Adjoining Wildlife Habitats

     For a couple of hours one afternoon in mid-April of this year, I stopped at one of my many favorite nature places close to home in new Holland, Pennsylvania to see what was stirring.  That spot, like many others along quiet country roads, has a few adjoining habitats, including deciduous, bottomland woods along a creek and a couple of short-grass meadows, all surrounded by farmland.
     Red maple trees, bearing red flowers at the time, dominate those bottomland pastures.  And those same meadows also have a few each of ash-leafed maple trees that currently have dangling blooms, river birches with their thin bark curling like scrolls on limbs and trunks, and sycamores with their mottled, light and dark bark.  Those tree flowers and bark add beauty to those pastures in April. 

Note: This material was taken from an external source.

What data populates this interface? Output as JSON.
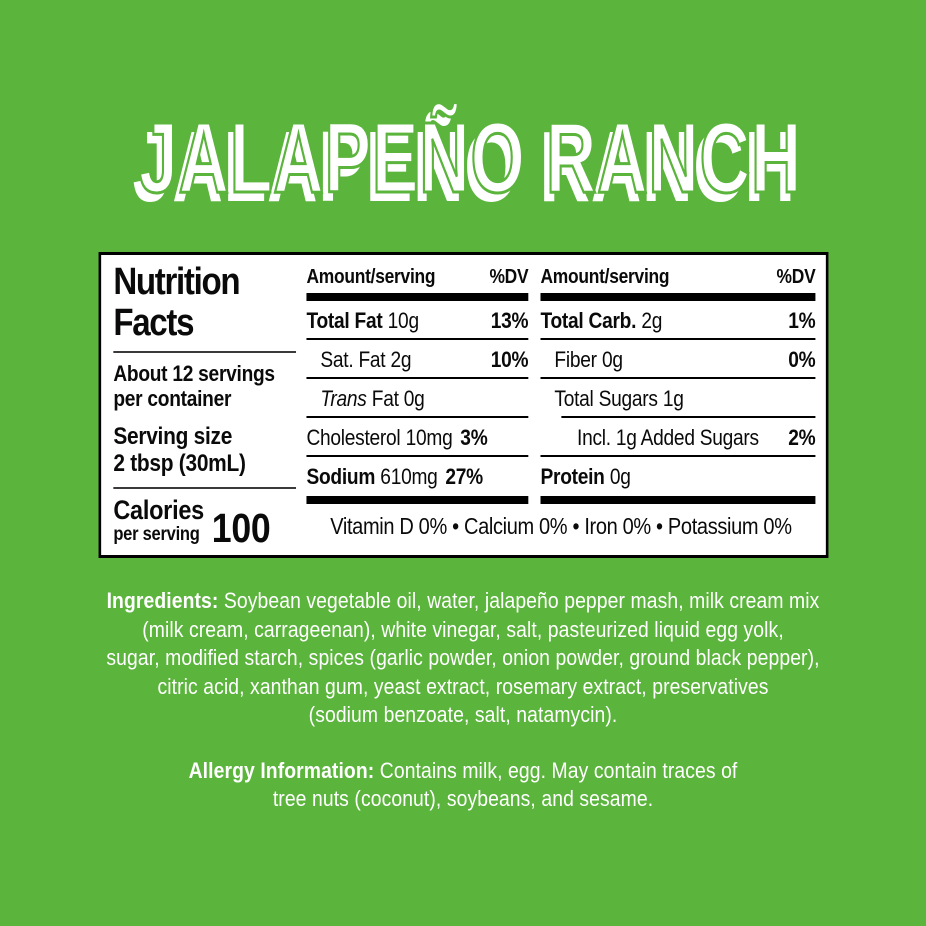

     The adjacent, riparian woods along the creek are also composed of the above trees, plus pin oaks, shag-bark hickories and other kinds of trees that can tolerate temporary flooding.  Shag-barks are attractive because of the plates of loose bark on their trunks and branches.
     Sweet-scented spicebushes dominate the shrub layer in those woods.  And they make that shrub level yellow with their many tiny flowers in the middle of April.
     The floodplain pastures had some obvious wildlife while I visited.  A killdeer plover and several American robins ran and stopped, ran and stopped over the short grass in search of invertebrates in the soil.  A cautious wood chuck grazed on grass and other plants in one meadow at the edge of the woods, while a beautiful male eastern bluebird dropped from twig perches and caught invertebrates among the grass blades of the meadow.  And a pair of handsome mallard ducks fed on plants in a rain puddle in another pasture.
     The riparian woods along the creek were full of life that afternoon in mid-April.  The floor of the woodland was carpeted by multitudes of cheery, yellow flowers of lesser celandine.  And I saw a few kinds of critters, or signs of them.  A male belted kingfisher perched on twigs hanging over the water while he watched the creek for crayfish and small fish.  A few times he plunged beak-first into the water and pulled out a fish after half of the dives.  A great blue heron flew powerfully and majestically upstream while I briefly watched a pair of stately Canada geese at their nest.  I also saw a pair of lovely wood ducks float downstream and around a bend.  A couple of camouflaged song sparrows flitted and hopped along a thin mud flat on the edge of the creek in their search for invertebrates and seeds, where I also noticed raccoon tracks and muskrat poop and tracks.           
     And, because it is a woodland, I saw a permanent resident red-bellied woodpecker and a downy woodpecker, and a newly arrived yellow-shafted flicker, which is another kind of woodpecker.  Most of the time all three of those woodpeckers were chipping at dead wood to get invertebrates.  I saw the vertically rectangular holes of a pileated woodpecker foraging in dead trees in the past.  And I noticed a Carolina chickadee popping in and out of an old downy woodpecker hole.  Perhaps the chickadee is, or will be, raising young in that shelter.     
     Meanwhile, a red-tailed hawk flew into and out of the woods a couple of times while I was there.  At this time of year it probably has a nursery of young high in a tree in the woods.  And there are a lot of gray squirrels in the woods to feed those young.
     I was not surprised to see a pair of eastern phoebes perching on twigs and flying out after flying insects because there is a small bridge over a tributary stream of the creek in the woods.  The phoebes will soon raise young in a mud and moss nest on a support beam under that little bridge. 
     I also saw a striking pair each of northern cardinals and American goldfinches along the edge of the woods.  These birds were busily eating grass seeds when I saw them.
     And I saw a few migrant palm warblers busily catching flying insects in the woods and a migrant female rusty blackbird walking along the woodland creek in search of invertebrates.  The yellow-bellied, chestnut-capped warblers were pretty, but the blackbird was a treat because her species is uncommon these days.
     I saw a fair number of creatures in the short time I was between the meadows and woods.  They were all attractive and interesting.  And best of all, for them, and us, they adapted to human activities, particularly in the meadows and along the rural road I was on.